Kinetis K60 demo files license

Hello, I have a question about the license of some files from the Kinetis K60 demo application folder. I have ported the core and the demos for FreeRTOS to a new Freescale board with same core as K60 (M4) and I found headers and source files with no copyright assigned in: – FreeRTOSDemoCORTEXKinetisK60TowerIARFreescaleCodecommon, – FreeRTOSDemoCORTEXKinetisK60TowerIARFreescaleCodecpu and – FreeRTOSDemoCORTEXKinetisK60TowerIARFreescale_Codedrivers. What status do these files have? Who is the copyright owner? Are the files under FreeRTOS GPL modified license or something else? Thank you, Madalina Hristache

Kinetis K60 demo files license

As the directory name suggests, the code in those folders is from Freescale, and not written by us. The demo is actually very old, and I don’t recall where the files originally came from, but they may have been auto-generated. You might like to get the latest code from Freescale’s current KSDK, which will probably have a better header in them. Regards.

Kinetis K60 demo files license

The fles are not auto generated. It seems to me that these files could be taken from the example projects provided by Freescale for the K60 device. At least the file structure looks very similar to these kind of packages. But Freescale usually has copyrights in the file headers which do not exist here, so it could be these files are the original files from the author who contributed that example to the FreeRTOS project.
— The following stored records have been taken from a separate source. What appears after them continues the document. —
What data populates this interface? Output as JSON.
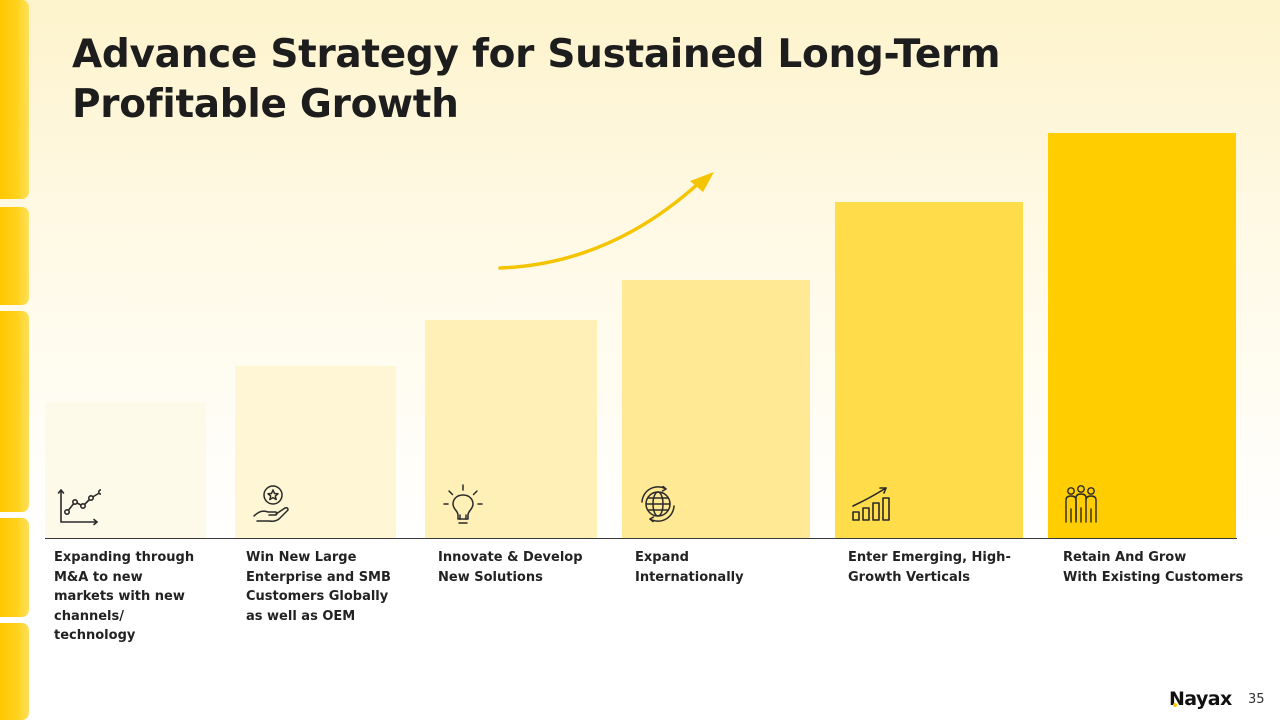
{
  "slide": {
    "title": "Advance Strategy for Sustained Long-Term Profitable Growth",
    "page_number": "35",
    "logo_text": "Nayax"
  },
  "colors": {
    "accent": "#ffc600",
    "text": "#1d1d1d"
  },
  "steps": [
    {
      "label": "Expanding through\nM&A to new\nmarkets with new\nchannels/\ntechnology",
      "icon": "line-chart-icon",
      "color": "#fefaea"
    },
    {
      "label": "Win New Large\nEnterprise and SMB\nCustomers Globally\nas well as OEM",
      "icon": "hand-star-icon",
      "color": "#fef6d5"
    },
    {
      "label": "Innovate & Develop\nNew Solutions",
      "icon": "lightbulb-icon",
      "color": "#fef0b6"
    },
    {
      "label": "Expand\nInternationally",
      "icon": "globe-icon",
      "color": "#ffe994"
    },
    {
      "label": "Enter Emerging, High-\nGrowth Verticals",
      "icon": "growth-chart-icon",
      "color": "#ffdc4a"
    },
    {
      "label": "Retain And Grow\nWith Existing Customers",
      "icon": "people-group-icon",
      "color": "#ffcd00"
    }
  ]
}
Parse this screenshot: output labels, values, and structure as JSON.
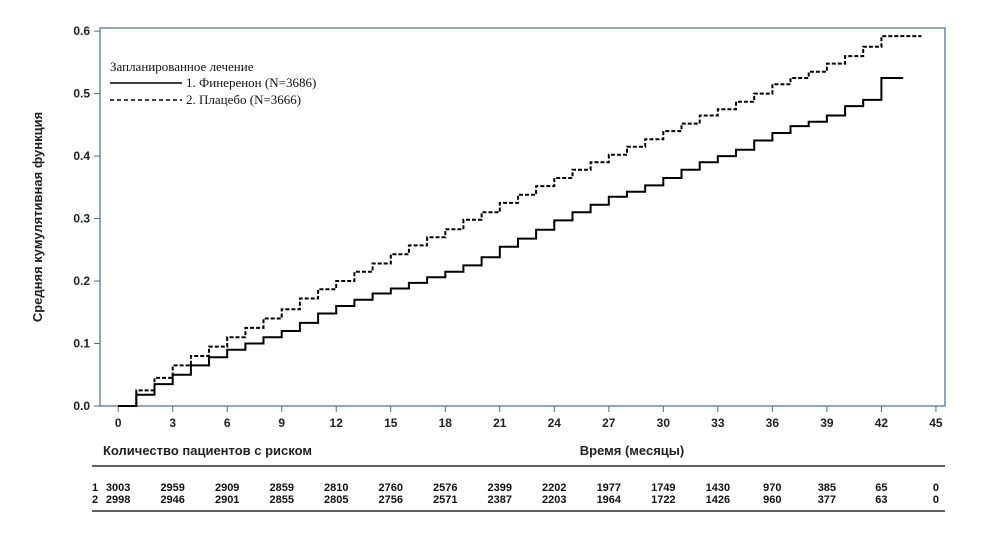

Kinetis K60 demo files license

The files you reference are all Freescale supplied code. If you want to use them in your product AND you are using Freescale parts, you can just click on any of the download links for Freescale code and they will give you a license. Try clicking here …. http://www.freescale.com/webapp/sps/download/license.jsp?colCode=KINETIS120MHZSC&location=null KDSK is another option with a similar license, but you’ll have some learning curve as it is a faily complex driver BSP package written to be portable to many operating systems and architectures, and hence has many abstraction layers. It’s best used with the KDS tool chain, including the latest version of Freescales Processor Expert. If you need A LOT of drivers, it’s probably worth it. Otherwise, I’d stick with the old style startup/bsp code.